Il tempo reale reso possibile dalle connessioni veloci sta mutando anche il concetto di lavoro. Nelle aziende più evolute stanno già sparendo gli uffici in senso fisico, sostituiti da stanze virtuali dove i professionisti, in videoconferenza, interagiscono e prendono decisioni. Consentendo al tempo stesso all’azienda un notevole risparmio in termini di risorse. Il telelavoro e il lavoro flessibile (part-time, ad esempio) sono realtà consolidate quasi ovunque, ma in Italia faticano a prendere piede. Il motivo non è solo culturale, ma soprattutto normativo.
L’Italia non è un Paese per lavoratori flessibili, perché il termine viene ancora concepito dalle aziende come un semplice modo per aggirare la legge e risparmiare barando. Flessibilità in Italia significa soprattutto lavoro a nero o con contratti molto fantasiosi, ma anche chi è “regolare” deve pagare uno scotto pesante per la sua scelta (volontaria o meno). Lo dimostra uno studio condotto dall’osservatorio sul Diversity management della Sda Bocconi di Milano, che ha preso in considerazione 52 mila lavoratori nel periodo 2007-2010, distribuiti su due grandi aziende.

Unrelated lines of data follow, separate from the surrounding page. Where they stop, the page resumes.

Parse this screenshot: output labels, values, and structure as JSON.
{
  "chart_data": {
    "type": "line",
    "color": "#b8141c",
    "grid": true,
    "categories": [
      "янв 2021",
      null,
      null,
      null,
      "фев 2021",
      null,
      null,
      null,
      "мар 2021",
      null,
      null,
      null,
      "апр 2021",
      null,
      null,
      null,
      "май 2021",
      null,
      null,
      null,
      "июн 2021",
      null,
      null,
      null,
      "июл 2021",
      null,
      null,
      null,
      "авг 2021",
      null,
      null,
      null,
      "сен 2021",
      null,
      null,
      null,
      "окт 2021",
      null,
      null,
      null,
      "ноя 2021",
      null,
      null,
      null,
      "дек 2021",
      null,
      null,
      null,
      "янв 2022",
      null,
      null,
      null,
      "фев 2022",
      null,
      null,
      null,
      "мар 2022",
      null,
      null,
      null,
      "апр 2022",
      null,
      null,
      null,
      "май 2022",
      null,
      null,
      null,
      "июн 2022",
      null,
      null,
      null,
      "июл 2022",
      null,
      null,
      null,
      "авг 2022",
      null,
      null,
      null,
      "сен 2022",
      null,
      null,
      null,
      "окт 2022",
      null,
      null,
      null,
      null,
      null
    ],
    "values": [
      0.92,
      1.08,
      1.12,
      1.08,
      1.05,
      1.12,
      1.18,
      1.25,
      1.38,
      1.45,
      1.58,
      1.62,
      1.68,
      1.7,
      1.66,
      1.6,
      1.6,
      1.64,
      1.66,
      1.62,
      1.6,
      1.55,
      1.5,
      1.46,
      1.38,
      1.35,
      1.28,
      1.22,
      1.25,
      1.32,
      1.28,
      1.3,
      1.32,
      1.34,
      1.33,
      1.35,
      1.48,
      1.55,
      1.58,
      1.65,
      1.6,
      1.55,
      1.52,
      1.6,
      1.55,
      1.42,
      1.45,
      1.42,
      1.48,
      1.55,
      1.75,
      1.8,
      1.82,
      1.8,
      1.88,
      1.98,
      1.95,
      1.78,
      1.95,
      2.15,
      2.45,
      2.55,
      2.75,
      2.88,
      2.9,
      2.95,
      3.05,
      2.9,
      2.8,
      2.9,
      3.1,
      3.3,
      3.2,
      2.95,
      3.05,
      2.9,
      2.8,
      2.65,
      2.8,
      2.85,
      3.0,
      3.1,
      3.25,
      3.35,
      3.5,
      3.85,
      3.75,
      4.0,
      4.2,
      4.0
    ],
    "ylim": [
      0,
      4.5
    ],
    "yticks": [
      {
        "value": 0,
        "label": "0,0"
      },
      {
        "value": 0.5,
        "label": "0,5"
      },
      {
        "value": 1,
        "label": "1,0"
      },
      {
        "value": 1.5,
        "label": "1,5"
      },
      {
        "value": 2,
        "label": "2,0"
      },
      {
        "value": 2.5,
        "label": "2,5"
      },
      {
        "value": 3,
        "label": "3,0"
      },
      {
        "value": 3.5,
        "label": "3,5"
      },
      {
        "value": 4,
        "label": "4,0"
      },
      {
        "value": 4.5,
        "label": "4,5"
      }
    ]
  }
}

Come riporta Repubblica, “l’unica forma di flessibilità prevista era il part-time, utilizzato dal 13,2% del personale, in larga parte donne. Rispetto ai colleghi a tempo pieno, quelli a orario parziale sono risultati penalizzati. La loro valutazione di fine anno è sempre stata più bassa: solo il 10,5% dei part time ha ricevuto i punteggi più alti in assoluto contro il 21,5% dei full time. La disparità di trattamento è ancora più evidente in termini di passaggi di livello contrattuale: l’88,3% dei lavoratori part-time non ne ha registrato nessuno, contro il 72,7% dei full-time. I fortunati che hanno fatto due o più salti di livello sono il 5,7% dei full-time e lo 0,8% dei part-time. Infine, anche gli incrementi salariali non legati ai passaggi di livello sono stati attribuiti di preferenza ai lavoratori a tempo pieno”.
Chi lavora meno produce meno? Non è assolutamente vero, e anzi la ricerca ha confermato quel che il buon senso suggeriva, ovvero che lavorare meno spesso porta risultati migliori. Nonostante questo, però, i lavoratori flessibili in Italia vivono in una sorta di ghetto pieno di incertezze. Solo uno stolto non si renderebbe però conto dei vantaggi di questo modello organizzativo, che unito al telelavoro e ai vantaggi di Internet non si limitano a trasformare il concetto di azienda, ma lo cambiano in meglio in termini di efficienza.